On the Sunday before Jesus was raised from the dead He came into Jerusalem with His disciples. The day is usually called Palm Sunday due to the palm branches that the crowd laid on the road before Jesus.
We also refer to Jesus coming into Jerusalem as the “triumphal entry.” This is really curious for a couple reasons.
First, a Triumph parade was an event familiar throughout the Roman Empire. The Israelites weren’t geographically close to Rome, but at that time they were under Roman governance. Roman Generals had to win a significant victory on foreign soil in order to have a Triumph thrown for their honor. The procession followed a special order through the streets of Rome, including captives and spoils, the soldiers, the sacrifices, and the General himself riding in a four-horse chariot.

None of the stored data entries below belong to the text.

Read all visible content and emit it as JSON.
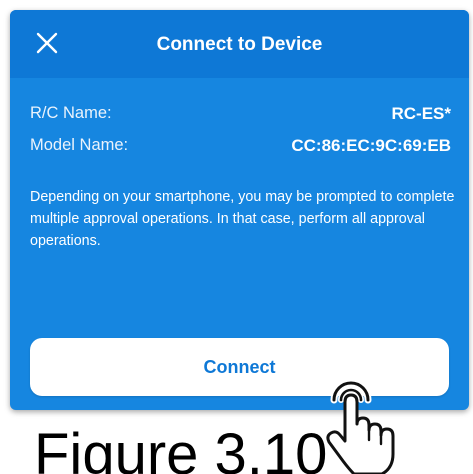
{
  "dialog": {
    "title": "Connect to Device",
    "close_icon": "close-icon",
    "rc_name_label": "R/C Name:",
    "rc_name_value": "RC-ES*",
    "model_name_label": "Model Name:",
    "model_name_value": "CC:86:EC:9C:69:EB",
    "note": "Depending on your smartphone, you may be prompted to complete multiple approval operations. In that case, perform all approval operations.",
    "connect_label": "Connect"
  },
  "caption": "Figure 3.10",
  "hand_icon": "tap-hand-icon",
  "colors": {
    "dialog_bg": "#1686e0",
    "header_bg": "#0e78d6",
    "button_text": "#0e78d6",
    "button_bg": "#ffffff"
  }
}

But while Jesus entered Jerusalem to acclaim and praise, He rode a humble donkey. His disciples were no impressive army, and there were no captives, no spoils of war. It wasn’t a capital T Triumph.
In fact, that’s the second thing that makes the triumphal entry unique: Jesus had not triumphed; it wasn’t even a lower case t triumph. He had won no war. Many called for blessing on Him who comes in the name of the Lord, but there was no actual accomplishment for a parade to celebrate.
Like we call Good Friday “good” after the fact, so we call the Triumphal Entry “triumphal” after the fact. We know by God’s Word and we receive by faith that Christ entered Jerusalem as King in order to pay the price for the sin of His subjects. Within that week He did triumph over sin and guilt and death, and leads all of us now in His train. Today we remember His triumph in body and blood spent for us.